La dernière claque avait été le coût de la vie, j'avais dû rapidement me faire une raison et dire adieu à un grand appartement hors de prix pour ma bourse si je ne voulais pas épuiser mon épargne en terminant mes études. Avec beaucoup de chance, j'avais évité de justesse la chambre de bonne insalubre dont j'avais découvert la triste existence en rendant visite à des amis ou des camarades, j'avais appris à chérir le peu que j'avais.

Avec le recul, je peux affirmer haut et fort que vivre ici seul m'avait fait devenir un adulte plus vite que je l'aurais fait dans ma vie provinciale bien rangée de bourgeois fortuné.
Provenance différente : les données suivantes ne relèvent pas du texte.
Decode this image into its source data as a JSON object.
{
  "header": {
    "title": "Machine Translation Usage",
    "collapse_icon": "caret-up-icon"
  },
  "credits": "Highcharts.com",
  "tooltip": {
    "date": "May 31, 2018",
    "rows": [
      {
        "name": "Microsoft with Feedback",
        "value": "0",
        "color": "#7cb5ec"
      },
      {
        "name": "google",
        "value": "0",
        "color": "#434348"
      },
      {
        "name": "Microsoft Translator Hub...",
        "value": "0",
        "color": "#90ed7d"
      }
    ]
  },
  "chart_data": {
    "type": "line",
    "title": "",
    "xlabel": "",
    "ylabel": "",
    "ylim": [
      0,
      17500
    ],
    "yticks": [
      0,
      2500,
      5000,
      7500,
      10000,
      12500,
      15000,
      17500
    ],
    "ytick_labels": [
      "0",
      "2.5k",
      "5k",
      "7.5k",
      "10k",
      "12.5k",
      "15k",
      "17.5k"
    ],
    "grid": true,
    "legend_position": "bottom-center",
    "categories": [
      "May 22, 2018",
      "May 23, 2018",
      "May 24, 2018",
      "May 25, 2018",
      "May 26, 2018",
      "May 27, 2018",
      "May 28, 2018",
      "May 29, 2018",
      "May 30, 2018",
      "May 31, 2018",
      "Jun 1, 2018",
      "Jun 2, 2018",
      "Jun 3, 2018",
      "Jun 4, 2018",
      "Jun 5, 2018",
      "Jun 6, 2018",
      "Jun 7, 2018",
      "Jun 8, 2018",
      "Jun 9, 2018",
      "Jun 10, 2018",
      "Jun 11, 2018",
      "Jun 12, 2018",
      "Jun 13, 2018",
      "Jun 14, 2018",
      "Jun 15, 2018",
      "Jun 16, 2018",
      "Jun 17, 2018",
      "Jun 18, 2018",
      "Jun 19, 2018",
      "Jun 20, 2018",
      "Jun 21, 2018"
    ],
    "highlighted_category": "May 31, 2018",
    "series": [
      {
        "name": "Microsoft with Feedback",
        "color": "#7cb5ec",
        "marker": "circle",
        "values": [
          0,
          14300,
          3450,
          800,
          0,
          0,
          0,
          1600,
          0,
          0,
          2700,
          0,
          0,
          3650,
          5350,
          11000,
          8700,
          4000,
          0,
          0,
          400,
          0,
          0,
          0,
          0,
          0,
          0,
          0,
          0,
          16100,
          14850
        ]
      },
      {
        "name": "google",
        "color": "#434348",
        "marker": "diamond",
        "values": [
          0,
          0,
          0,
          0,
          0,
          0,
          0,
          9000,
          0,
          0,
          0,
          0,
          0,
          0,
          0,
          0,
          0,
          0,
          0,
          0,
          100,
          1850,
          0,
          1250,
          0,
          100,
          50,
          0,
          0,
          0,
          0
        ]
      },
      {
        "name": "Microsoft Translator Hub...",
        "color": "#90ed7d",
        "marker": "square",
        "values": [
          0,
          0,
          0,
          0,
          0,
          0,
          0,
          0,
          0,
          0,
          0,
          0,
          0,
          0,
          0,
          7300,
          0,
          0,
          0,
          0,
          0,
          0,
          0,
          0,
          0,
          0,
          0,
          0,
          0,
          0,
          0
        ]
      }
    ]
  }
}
Je me rends bien compte que je n'étais qu'un grand adolescent insouciant à mes vingt ans, profitant de l'argent de ses parents et des plaisirs que lui procuraient la vie et ses amants occasionnels.

« À quelque chose malheur est bon», me répétait Marie-Paule, toujours d'humour positive, c'était le genre de femme à voir le verre à moitié plein plutôt que vide. Un peu mon envers mais je l'admets quand même, de mon rejet familial, j'avais fait une force au final. J'avais acquis une liberté salvatrice pour moi, à bas les codes et les obligations non désirées par mon milieu de naissance.

Que pourrais-je tirer de positif dans ce qui profilait dans mon futur ? Je n'arrive pas à voir ni à imaginer quelque chose de bien ressortir de tout ça. Je ne voyais que la tempête qui s'annonçait comme dévastatrice : la perte de ma mère. À quoi et à quoi pourrais-je m'ancrer pour ne pas être submergé par le chagrin à ce moment-là ? Pas Katy, elle surferait la même vague de chagrin que moi. Pour elle, il faudra que je tienne le cap, que je sois fort. Le pourrais-je seul ? Putain, ce que j'aimerais dire un Oui franc et massif. Impossible, je n'y arrive pas. Je ne suis pas l'homme parfait que vantent les contes ou certains films : stable et accompli, sur qui on peut compter. Merde, je ne suis qu'un humain imparfait par nature ! Alors non, je vais avoir besoin d'aide. Un prénom me saute à la figure.

Thomas pourrait-il être mon roc sur lequel m'appuyer ? Affirmatif. Ai-je envie qu'il le soit ? Affirmatif. Ai-je envoyé un appel au secours auprès de mon beau policier ? Affirmatif. Lui ai-je écrit un texto où je lui demandais un rendez-vous ? Affirmatif. Ai-je besoin qu'il soit plus mon chevalier blanc ? Affirmatif. Thomas ! Amour ? Affirmatif.

Je rigole comme un con à mon raisonnement et la prise de conscience qu'il m'a permise, mais surtout à ma lubie subite de réécouter la chanson No comment de Gainsbourg. Je farfouille mon téléphone, et je lance ce morceau.

Si j'ai quoi affirmatif... et quoi d'autre... no comment...

Je souris lorsque j'arrive à mon arrêt.